When businesses reach this tipping point, they typically begin to think about investing in human resources (HR) expertise. Establishing an internal team to deliver on all aspects of HR can come with a hefty price tag – this is where external HR expertise can really make sense.
Making the decision on the best HR consultant for your business comes down to the right fit. Look for a HR consultant who has experience in the area you want to focus on. For example, is compliance a concern – do you worry if you have the right employment contracts in place for staff or the right policies? (Let’s face it, navigating the ever-changing landscape of employment legislation is no walk in the park). Or are you looking for expertise in leadership development, managing under-performing staff, employee engagement – you may be looking for support in all aspects of human resource management. In our experience, it’s a good idea to start with a comprehensive HR audit which looks at all aspects of HR health, including compliance, best practice and areas to improve efficiency in the business. Once you have this information, you can prioritise effort and investment in the areas that present the biggest risk to your business either from a compliance perspective, or a growth perspective.
Look also for an individual or a team who have actually worked as HR professionals, and have been on a management team advising business owners or leaders across all aspects of human resources management. Their longevity in the profession demonstrates that they have the skills, knowledge and experience to advise you successfully.
Here are some common HR management pitfalls that we see when we begin to work with our clients:
- Hasty hiring – from poor job descriptions that attract the wrong candidates to a hurried interview process that results in hiring “warm bodies”. Estimates on the cost of a bad hire vary, but it is commonly accepted to be in the range of 80% to 150% of annual salary when you factor in additional recruitment cost, time to recruit, training costs, missed or delayed business deliverables, impact on the rest of the team and impact on client delivery.
- Incorrectly classified employees – this is a very risky area for businesses and stiff penalties can be imposed for getting it wrong. In addition to penalties, companies can be up for back-dated employment entitlements such as superannuation and entitlements.
- Outdated (or non existent) employee documentation – To reduce employee claims, employers should have in place employment contracts that are compliant with the Fair Work Act, as well as work-related policies. Businesses of all sizes should have an employee handbook outlining expectations. Having a handbook isn’t enough however. Policies need to be kept up to date and employees re-oriented at least annually on any changes.
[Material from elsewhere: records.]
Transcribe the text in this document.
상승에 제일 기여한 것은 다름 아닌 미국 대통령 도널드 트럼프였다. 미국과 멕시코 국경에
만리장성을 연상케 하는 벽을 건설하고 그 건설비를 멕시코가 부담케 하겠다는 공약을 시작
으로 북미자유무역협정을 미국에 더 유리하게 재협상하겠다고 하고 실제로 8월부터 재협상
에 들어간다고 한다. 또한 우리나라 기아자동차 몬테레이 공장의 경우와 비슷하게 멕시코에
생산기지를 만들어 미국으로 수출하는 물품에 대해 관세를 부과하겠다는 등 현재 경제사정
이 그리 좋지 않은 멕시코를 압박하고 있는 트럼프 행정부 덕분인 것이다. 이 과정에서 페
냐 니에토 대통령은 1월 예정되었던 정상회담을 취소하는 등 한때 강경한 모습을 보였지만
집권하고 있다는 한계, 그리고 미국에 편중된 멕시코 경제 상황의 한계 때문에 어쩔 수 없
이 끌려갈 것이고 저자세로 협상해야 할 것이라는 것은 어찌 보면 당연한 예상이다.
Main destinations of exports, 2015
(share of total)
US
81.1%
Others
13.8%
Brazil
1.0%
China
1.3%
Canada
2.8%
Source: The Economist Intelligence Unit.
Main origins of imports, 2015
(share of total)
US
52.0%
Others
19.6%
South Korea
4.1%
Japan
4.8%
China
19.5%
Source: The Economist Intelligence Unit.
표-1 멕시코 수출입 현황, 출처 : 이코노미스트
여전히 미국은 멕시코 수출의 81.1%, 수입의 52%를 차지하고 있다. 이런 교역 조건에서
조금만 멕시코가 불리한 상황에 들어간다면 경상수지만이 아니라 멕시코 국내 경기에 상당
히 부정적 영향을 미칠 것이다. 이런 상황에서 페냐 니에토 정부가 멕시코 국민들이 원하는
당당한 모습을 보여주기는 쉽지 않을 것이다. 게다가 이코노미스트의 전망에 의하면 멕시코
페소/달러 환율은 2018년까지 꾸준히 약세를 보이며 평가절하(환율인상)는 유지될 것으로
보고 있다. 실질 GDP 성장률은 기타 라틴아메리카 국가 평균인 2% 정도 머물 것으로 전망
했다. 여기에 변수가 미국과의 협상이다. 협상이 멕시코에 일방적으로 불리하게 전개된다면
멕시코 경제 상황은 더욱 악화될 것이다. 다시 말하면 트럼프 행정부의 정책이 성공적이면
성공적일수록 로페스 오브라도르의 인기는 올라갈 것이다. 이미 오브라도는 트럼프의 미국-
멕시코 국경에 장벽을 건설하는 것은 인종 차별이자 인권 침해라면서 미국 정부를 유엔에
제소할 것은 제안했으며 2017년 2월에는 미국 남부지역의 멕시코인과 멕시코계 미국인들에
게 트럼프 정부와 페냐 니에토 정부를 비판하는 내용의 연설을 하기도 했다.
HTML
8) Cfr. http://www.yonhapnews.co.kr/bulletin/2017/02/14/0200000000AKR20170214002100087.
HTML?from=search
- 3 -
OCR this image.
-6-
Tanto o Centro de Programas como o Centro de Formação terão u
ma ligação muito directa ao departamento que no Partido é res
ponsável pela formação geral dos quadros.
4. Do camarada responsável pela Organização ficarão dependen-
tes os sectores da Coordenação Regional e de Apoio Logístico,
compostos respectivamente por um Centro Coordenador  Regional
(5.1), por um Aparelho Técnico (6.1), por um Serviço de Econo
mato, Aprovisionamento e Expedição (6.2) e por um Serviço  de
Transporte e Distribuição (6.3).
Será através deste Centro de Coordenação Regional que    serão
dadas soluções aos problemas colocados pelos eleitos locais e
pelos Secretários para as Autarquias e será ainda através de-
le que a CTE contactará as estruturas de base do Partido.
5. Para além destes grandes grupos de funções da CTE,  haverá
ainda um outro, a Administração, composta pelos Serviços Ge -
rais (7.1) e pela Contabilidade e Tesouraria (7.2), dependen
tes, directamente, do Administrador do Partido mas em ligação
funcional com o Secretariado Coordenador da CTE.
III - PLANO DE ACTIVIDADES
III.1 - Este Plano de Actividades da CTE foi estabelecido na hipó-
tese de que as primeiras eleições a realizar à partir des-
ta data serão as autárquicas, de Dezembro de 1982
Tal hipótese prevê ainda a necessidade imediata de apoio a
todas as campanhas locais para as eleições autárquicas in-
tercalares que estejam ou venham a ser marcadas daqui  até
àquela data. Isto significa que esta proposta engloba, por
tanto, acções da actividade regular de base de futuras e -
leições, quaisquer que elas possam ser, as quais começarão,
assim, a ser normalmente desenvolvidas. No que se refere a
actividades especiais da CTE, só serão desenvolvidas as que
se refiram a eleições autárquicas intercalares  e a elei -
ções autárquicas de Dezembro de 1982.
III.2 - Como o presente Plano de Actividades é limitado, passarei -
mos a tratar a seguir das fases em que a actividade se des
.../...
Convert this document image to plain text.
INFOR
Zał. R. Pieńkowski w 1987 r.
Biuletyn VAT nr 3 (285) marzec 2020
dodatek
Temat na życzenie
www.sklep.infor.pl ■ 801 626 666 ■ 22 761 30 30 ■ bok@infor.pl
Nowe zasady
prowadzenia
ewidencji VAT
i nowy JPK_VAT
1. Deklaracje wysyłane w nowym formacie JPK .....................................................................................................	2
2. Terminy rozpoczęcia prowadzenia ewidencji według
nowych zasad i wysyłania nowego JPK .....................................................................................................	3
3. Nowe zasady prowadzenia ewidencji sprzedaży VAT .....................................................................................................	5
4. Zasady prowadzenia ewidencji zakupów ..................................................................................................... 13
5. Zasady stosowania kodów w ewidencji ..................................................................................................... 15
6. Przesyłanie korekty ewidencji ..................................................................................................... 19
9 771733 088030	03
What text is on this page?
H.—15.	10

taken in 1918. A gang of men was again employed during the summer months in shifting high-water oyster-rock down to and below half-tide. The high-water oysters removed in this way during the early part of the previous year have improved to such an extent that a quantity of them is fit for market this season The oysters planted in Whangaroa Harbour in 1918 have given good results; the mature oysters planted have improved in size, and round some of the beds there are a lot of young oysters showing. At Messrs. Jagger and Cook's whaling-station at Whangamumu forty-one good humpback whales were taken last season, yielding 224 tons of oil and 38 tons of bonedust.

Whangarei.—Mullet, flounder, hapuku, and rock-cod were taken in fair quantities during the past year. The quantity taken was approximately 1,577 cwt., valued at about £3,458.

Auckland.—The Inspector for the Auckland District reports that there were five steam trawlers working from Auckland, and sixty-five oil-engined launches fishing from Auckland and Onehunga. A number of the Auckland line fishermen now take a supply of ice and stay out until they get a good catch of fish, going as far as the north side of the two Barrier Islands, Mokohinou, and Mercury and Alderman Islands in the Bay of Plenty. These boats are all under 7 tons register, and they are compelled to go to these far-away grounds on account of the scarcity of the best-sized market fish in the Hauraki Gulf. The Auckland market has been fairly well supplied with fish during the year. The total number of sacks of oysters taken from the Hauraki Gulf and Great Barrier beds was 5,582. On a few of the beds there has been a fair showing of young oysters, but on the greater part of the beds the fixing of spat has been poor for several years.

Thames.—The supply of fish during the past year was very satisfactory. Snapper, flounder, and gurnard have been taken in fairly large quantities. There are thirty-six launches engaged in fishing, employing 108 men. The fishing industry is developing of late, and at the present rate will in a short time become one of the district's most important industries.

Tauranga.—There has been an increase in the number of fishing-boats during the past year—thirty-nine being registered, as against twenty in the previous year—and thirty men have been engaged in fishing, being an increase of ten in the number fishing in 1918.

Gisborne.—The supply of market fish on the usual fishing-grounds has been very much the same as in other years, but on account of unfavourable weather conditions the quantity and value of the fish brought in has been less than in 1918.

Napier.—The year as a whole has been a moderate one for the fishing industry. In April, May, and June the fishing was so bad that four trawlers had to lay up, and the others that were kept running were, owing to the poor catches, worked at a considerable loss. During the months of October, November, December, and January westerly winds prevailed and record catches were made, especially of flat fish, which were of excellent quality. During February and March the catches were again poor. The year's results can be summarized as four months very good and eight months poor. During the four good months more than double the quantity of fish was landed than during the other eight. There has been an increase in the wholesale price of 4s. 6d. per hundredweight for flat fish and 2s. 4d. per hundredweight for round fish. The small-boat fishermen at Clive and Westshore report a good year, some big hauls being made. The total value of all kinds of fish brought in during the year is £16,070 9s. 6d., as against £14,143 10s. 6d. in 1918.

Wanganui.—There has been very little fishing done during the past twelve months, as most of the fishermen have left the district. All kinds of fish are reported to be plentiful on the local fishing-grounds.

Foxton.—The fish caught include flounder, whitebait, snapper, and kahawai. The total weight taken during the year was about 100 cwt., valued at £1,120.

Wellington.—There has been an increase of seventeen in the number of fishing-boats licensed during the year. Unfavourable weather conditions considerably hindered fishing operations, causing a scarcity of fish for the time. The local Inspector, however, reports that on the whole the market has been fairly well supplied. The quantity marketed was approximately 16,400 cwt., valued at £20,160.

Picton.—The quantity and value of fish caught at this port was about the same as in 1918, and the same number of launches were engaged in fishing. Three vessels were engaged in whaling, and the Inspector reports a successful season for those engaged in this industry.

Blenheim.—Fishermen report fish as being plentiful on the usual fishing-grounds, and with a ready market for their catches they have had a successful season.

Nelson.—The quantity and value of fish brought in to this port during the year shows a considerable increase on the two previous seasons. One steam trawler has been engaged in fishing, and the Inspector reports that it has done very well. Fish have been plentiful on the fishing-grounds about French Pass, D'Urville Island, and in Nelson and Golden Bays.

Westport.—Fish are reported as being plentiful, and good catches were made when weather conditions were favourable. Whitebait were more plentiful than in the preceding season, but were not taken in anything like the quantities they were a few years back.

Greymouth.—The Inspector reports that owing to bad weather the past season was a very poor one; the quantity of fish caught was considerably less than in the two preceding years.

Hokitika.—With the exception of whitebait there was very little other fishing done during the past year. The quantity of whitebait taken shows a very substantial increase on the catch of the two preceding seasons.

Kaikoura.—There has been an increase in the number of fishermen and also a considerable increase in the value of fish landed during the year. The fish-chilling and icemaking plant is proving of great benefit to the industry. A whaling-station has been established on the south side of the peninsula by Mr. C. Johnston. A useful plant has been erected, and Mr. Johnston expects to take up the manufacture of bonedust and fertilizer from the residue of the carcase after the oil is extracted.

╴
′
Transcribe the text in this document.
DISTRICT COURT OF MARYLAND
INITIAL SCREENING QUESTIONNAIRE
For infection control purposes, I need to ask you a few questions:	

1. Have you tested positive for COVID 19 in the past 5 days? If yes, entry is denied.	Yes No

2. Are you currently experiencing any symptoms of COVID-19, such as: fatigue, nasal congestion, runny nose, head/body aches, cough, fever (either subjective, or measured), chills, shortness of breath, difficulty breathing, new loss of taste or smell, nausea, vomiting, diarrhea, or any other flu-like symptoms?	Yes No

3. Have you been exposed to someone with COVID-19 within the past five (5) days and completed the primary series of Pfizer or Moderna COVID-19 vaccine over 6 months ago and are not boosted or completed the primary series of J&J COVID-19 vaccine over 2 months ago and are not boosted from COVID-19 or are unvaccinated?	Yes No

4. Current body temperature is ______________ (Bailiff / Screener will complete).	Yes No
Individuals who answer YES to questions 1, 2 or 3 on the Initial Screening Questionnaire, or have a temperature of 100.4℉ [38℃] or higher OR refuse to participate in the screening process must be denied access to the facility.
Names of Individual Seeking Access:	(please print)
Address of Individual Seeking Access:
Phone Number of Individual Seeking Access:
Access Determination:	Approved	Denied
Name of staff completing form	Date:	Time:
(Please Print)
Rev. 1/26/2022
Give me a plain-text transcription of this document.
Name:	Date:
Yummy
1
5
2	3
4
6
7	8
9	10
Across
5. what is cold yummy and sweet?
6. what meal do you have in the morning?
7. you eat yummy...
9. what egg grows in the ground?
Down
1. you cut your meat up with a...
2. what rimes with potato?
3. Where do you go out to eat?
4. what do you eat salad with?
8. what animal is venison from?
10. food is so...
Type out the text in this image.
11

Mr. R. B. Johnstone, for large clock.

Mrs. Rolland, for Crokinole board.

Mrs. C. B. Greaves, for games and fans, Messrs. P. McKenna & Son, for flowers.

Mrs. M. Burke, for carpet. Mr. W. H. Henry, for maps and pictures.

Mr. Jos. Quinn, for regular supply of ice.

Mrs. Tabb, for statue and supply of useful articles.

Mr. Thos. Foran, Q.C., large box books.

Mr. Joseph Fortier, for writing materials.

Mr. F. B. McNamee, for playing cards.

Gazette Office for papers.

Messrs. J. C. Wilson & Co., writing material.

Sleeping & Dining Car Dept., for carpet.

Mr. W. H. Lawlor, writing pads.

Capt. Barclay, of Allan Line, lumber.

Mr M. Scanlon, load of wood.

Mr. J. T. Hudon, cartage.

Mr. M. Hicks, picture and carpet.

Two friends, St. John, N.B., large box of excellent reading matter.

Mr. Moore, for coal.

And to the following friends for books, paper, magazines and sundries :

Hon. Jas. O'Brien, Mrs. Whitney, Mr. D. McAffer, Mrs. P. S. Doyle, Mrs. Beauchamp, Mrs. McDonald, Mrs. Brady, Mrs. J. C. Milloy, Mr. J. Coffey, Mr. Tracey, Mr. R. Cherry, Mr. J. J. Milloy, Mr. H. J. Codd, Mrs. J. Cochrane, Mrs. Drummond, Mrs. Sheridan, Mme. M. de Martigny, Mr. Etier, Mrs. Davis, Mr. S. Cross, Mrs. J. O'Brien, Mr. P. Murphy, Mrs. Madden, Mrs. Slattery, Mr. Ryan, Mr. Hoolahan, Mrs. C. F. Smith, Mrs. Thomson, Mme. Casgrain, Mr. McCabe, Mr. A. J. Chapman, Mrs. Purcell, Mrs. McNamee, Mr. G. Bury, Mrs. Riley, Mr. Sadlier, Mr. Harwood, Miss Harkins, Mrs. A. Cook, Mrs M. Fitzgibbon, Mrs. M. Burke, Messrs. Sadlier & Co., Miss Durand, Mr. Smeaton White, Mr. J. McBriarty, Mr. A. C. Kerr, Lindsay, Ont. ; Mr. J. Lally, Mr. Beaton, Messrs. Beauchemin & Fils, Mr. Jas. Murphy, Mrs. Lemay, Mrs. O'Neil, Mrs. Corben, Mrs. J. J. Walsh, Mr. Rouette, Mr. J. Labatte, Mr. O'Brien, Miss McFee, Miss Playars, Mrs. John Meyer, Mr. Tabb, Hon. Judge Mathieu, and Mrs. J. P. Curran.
- Training takes a backseat – New hires need the tools to hit the ground running, current employees need development to support the business today and into the future, and leadership skills become more important as managing employees is delegated beyond the business owner. Strong leadership leads to strong businesses – hands down. Productivity, communication and relationships hinge on good leadership skills, and research shows that you can gauge overall business performance pretty well based on employees’ view of management.
- The HR agent is not data driven. Often business owners or leaders think they know how staff are feeling about the business or what’s important to their teams. However, without asking staff, you may risk investing in the wrong areas. There are always hidden surprises (including positive ones) that come out of a staff feedback process.
- Performance issues aren’t dealt with adequately – Messy firing can lead to unwanted legal claims. While no termination is a positive one, it can be easier when properly prepared for. If feedback doesn’t solve the problem, then terminating employment may be unavoidable – going about that the right way is critical to avoiding unfair dismissal or adverse action claims.
Owners of medium-sized businesses have survived the life and death struggles of a small company and can begin to see the promise of realising the dream that led them to start their business in the first place. However, celebration can be cut short by unexpected human resource problems that either post a financial risk to the business or can impede continued growth. The right HR consultant can both mitigate compliance risk and maximise sustainability and improvement in a flexible and cost effective way.